I found my things and walked down another hallway, constructed of corrugated tin, to a makeshift kitchen where a sink was. A staging room of some sort. Pallets of bottled water were stacked in the corner and towels and first aid kits sat on chairs beside them. I opened a bottle of water and walked out the back door down some rotted steps into a field of beaten yellow weeds. It was much colder than the day before but not raining.
There was a fire pit several yards in front of me and I watched gray ashes, bright as stars, get swept upwards by the wind and fall to the ground, settling on the trampled grass. I took a seat on some cinder blocks near the back steps and looked up into the white sky.
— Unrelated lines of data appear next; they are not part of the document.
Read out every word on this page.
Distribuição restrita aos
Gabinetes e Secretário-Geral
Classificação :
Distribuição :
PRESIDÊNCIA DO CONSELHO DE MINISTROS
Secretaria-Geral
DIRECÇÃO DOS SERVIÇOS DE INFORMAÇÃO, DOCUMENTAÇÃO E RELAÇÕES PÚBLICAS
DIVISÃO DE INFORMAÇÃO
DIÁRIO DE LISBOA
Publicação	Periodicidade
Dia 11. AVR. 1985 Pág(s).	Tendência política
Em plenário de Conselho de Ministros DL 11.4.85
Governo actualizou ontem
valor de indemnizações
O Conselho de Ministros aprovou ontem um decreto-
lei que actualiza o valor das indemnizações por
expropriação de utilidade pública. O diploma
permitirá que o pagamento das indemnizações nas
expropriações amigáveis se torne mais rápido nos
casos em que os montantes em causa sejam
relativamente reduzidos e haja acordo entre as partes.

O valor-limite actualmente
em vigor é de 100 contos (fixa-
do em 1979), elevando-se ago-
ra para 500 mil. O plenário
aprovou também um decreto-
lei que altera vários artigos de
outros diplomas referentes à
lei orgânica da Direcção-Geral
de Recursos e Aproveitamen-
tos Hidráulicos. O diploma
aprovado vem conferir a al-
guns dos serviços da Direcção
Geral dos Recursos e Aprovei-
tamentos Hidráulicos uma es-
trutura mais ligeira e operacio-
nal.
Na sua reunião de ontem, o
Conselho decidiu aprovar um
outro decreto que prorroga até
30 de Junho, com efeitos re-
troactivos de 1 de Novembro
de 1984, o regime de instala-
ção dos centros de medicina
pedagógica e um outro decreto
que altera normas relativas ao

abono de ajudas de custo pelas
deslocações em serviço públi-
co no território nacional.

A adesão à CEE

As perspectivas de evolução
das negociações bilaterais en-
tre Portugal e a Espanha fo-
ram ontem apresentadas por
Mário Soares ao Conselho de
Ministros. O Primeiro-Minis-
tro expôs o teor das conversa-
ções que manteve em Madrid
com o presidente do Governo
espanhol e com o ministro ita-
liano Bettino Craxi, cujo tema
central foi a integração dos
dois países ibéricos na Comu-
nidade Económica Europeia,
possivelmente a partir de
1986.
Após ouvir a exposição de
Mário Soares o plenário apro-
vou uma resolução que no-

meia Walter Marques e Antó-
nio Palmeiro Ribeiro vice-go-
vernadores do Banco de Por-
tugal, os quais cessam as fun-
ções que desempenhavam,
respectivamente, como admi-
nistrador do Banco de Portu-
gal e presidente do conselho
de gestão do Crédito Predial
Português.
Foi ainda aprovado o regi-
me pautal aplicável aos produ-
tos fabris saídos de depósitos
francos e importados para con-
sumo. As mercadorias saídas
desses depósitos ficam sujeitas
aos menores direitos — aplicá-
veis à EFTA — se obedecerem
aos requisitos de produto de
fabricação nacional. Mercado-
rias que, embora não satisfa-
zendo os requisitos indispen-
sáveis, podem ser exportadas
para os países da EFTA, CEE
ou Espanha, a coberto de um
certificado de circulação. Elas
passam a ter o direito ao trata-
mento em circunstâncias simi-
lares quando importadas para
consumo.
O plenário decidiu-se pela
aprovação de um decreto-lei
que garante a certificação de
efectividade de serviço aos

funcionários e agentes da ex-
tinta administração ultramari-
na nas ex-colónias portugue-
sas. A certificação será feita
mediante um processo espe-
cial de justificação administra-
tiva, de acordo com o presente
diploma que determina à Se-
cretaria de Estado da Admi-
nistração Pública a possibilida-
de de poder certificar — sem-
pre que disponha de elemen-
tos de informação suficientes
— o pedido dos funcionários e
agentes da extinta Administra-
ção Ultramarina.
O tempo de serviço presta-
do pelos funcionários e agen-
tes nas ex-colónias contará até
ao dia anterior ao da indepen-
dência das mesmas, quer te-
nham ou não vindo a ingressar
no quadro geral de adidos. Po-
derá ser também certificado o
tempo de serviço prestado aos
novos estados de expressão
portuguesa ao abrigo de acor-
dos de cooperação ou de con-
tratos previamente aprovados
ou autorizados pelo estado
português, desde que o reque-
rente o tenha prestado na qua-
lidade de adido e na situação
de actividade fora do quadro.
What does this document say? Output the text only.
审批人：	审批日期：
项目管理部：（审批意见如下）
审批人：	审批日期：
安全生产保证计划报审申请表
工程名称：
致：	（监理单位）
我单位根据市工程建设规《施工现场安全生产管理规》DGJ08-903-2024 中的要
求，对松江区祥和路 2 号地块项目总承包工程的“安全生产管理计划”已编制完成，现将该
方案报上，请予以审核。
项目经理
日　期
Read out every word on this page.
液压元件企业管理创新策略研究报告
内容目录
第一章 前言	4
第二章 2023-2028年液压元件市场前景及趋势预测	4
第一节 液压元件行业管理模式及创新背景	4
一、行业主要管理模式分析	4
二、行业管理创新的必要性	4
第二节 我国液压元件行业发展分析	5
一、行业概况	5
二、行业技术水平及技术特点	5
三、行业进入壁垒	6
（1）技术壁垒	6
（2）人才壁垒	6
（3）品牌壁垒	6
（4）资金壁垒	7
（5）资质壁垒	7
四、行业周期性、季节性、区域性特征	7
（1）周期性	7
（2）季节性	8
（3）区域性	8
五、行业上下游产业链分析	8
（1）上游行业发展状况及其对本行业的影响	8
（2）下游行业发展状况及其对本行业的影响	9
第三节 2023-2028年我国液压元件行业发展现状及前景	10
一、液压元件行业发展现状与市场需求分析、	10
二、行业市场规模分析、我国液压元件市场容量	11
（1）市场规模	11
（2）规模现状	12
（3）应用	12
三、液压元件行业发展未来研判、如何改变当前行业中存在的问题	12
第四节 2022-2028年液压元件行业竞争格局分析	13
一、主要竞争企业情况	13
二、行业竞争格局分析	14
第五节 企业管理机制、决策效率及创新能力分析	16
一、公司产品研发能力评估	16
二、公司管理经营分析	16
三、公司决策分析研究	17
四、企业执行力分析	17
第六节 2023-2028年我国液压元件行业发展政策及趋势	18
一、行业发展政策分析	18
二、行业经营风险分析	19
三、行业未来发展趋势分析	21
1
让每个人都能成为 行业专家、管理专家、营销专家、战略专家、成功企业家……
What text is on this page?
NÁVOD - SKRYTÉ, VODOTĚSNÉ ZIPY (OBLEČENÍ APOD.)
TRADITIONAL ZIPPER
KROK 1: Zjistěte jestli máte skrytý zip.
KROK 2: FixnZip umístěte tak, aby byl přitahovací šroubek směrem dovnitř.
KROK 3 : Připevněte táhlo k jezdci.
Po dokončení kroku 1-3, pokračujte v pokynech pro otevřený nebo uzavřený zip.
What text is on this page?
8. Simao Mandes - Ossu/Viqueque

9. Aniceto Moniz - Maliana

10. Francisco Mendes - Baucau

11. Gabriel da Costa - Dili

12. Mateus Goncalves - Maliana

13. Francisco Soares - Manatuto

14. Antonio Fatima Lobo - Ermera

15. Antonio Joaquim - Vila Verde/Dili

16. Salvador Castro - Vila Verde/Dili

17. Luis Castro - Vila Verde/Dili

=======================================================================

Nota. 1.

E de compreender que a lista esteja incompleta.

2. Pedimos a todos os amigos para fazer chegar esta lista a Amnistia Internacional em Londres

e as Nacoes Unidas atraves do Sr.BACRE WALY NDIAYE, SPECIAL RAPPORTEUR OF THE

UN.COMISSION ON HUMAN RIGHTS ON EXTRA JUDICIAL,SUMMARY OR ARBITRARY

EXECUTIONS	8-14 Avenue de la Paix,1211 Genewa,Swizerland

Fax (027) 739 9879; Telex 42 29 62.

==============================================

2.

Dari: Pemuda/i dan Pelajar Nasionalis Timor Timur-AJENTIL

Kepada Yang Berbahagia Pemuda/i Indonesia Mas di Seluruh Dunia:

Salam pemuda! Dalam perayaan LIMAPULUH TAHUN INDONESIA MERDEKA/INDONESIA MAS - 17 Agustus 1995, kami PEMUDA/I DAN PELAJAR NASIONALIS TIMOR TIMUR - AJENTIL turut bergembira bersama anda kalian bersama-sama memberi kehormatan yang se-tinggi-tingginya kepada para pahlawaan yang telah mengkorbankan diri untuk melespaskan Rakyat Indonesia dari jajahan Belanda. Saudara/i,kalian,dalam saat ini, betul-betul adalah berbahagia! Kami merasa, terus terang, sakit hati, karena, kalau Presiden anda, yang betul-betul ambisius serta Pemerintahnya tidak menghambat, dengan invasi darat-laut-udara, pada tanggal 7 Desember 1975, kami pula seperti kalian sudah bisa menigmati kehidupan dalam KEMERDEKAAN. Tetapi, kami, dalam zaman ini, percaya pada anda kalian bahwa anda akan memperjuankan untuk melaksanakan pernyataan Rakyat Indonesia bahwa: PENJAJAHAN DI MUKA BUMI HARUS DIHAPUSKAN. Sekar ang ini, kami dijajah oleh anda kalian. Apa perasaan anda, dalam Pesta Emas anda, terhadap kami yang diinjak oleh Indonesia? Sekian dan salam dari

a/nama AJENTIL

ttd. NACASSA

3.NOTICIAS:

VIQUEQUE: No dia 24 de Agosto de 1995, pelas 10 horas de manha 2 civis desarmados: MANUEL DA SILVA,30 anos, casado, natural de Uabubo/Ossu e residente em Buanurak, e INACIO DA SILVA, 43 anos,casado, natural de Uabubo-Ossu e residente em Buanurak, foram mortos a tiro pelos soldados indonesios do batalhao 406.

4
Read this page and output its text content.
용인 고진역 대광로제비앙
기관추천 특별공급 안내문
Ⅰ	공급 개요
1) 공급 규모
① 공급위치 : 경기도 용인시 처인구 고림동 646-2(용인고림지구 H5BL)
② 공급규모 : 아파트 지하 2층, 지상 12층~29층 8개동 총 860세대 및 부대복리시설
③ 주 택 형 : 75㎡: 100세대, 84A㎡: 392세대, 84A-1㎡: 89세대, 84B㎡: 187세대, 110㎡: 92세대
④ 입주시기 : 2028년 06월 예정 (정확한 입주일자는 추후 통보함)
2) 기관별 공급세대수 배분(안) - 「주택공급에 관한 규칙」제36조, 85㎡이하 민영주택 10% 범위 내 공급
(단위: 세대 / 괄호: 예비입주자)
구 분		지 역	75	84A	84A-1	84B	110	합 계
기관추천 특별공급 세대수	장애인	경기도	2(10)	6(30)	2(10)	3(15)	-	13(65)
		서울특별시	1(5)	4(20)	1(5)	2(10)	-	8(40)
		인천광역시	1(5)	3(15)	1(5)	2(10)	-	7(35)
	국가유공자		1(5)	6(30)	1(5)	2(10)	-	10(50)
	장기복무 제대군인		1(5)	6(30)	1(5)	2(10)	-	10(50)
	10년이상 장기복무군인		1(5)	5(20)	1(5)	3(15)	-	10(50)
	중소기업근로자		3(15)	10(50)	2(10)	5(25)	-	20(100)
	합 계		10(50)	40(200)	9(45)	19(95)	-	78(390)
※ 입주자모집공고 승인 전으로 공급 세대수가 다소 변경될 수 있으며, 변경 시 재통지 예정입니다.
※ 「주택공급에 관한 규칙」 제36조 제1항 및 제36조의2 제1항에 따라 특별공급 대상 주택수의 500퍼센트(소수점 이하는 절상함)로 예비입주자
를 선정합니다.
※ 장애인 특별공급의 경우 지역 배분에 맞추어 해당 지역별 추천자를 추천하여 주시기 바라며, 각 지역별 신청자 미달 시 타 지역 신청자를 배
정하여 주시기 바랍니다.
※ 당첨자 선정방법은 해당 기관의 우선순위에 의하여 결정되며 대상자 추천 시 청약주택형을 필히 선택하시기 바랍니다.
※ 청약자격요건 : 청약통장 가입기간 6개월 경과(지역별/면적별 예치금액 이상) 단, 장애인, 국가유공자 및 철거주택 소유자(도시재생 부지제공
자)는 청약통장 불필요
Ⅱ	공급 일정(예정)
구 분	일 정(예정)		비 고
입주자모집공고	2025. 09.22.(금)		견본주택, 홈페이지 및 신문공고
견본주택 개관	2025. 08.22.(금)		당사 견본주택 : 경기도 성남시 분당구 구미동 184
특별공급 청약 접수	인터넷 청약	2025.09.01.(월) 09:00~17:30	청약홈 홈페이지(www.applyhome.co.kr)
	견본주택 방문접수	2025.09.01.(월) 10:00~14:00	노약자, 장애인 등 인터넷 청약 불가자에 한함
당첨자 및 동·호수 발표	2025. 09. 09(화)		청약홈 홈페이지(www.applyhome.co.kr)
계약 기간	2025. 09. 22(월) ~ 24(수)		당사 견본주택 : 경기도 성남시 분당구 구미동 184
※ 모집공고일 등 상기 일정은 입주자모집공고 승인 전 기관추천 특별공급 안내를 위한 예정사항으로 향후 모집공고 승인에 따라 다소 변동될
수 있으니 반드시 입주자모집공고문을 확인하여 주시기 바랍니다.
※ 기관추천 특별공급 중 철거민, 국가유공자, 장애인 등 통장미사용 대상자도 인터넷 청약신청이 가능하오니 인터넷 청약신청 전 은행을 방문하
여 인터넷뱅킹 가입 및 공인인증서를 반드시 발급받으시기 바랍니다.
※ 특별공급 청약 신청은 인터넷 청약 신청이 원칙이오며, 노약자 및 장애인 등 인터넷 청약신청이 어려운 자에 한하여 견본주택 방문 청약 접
The Russian man I had spent the past few hours with came down the steps and sat beside me. He had a tin can full of water and some pliers. I helped him start a fire in the pit and we set the can in the middle of the flames on a brick. It felt like field camp. The air smelled of snow. There was a tree up against a fence and its limbs raked the sky. When the water was hot and the sides of the can were scorched black, the man took a plastic bag full of coffee and poured it into the water. He smiled like a soldier, the way you would at a stranger you passed. A tiny spider crack, infinitesimal, reminded me again that there was no clean way through this. My scientific training was all about prediction but there is no prediction. I had called in bombs and no one was hurt. I had tied a Buzz Lightyear to a twig and driftwood caskets swirled in eddies. Both were universes and there were millions more, smaller than anything I could imagine.
I kept looking at the sky. Then at the Russian’s black hair, his gray sweater, the poisoned industrial field, trampled and soaked, then back at the white, white sky.
“What do you think about all the bombs?” I asked.
“Manifestation?” he laughed and pulled the coffee out of the fire then set the blackened can down on another brick. “Doesn’t change much. More cute, I think. Meaningless, really.”
He reached into his bag and pulled out a thick porcelain coffee cup. He dipped the cup into the boiled coffee and handed it to me, “The fires will go out. Something else will take its place.”
I drank the coffee. The tree behind him had such fine leaves on it that they seemed to belong to another tree all together. They were crumpled and the color of dried roses. The man stood.
“I have to go. Do you have a pen?”
I found one that had slipped down into the torn lining of my coat. He squatted down in front of me and pulled my free hand toward him.
“This way, if you want, you can always claim it washed away,” he said and wrote his number across my palm.
I looked at it several times that day. Each time I washed my hands, it faded more until it was only visible to me because I knew it had been there.
I was going to the Farm and I knew it.